In [None]:
# Bitermplus butuh Java biasanya sudah ada di Colab, tapi kita install library python-nya
!pip install bitermplus pandas

import bitermplus as btm
import pandas as pd
import numpy as np

In [None]:
def get_raw_url(github_url):
    if 'github.com' in github_url and '/blob/' in github_url:
        return github_url.replace('github.com', 'raw.githubusercontent.com').replace('/blob/', '/')
    return github_url

# === CONFIG URL ===
url_file_github = "https://github.com/USERNAME_KAMU/NAMA_REPO/blob/main/data.csv"

try:
    print("⏳ Loading data...")
    df = pd.read_csv(get_raw_url(url_file_github))
    col_text = next((c for c in df.columns if c.lower() in ['text', 'tweet', 'content', 'review']), df.columns[0])
    
    # Ambil list teks
    texts = df[col_text].astype(str).tolist()

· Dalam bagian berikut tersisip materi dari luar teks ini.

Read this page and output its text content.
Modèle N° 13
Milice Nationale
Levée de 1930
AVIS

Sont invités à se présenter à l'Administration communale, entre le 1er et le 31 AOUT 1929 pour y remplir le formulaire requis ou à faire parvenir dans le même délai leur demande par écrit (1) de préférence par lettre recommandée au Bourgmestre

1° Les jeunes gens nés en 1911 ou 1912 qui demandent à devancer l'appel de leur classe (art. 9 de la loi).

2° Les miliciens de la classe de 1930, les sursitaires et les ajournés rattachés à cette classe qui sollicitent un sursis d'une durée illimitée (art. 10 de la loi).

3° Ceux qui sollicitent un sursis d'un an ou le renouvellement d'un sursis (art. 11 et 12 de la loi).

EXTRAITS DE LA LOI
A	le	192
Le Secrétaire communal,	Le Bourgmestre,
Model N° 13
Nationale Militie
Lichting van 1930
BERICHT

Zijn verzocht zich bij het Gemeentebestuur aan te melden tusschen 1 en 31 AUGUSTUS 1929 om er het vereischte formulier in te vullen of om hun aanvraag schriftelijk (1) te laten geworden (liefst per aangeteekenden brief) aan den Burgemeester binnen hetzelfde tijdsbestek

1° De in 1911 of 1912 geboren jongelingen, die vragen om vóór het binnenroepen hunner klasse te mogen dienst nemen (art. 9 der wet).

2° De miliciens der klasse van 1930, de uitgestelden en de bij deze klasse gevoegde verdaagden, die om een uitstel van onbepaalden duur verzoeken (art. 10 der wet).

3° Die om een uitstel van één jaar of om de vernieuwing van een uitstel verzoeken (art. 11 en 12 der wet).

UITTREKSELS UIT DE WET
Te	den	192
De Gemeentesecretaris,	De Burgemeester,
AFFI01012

    # 1. Preprocessing khusus BTM
    print("⏳ Vectorizing...")
    # X adalah matriks frekuensi, vocab adalah kamus kata
    X, vocabulary, vocab_dict = btm.get_words_freqs(texts)
    
    # Konversi dokumen ke vektor biterms
    docs_vec = btm.get_vectorized_docs(texts, vocabulary)
    biterms = btm.get_biterms(docs_vec)

    # 2. Training BTM
    print("⏳ Training BTM Model...")
    model = btm.BTM(X, vocabulary, seed=12321, T=3, M=20, alpha=50/8, beta=0.01)
    model.fit(biterms, iterations=20)

    # 3. Tampilkan Hasil
    print("\n=== HASIL TOPIK BTM ===")
    p_zd = model.transform(docs_vec) # Probabilitas topik per dokumen
    top_words = btm.get_top_topic_words(model, words_num=10, topics_num=3)
    
    print(top_words)

except Exception as e:
    print(f"Error: {e}")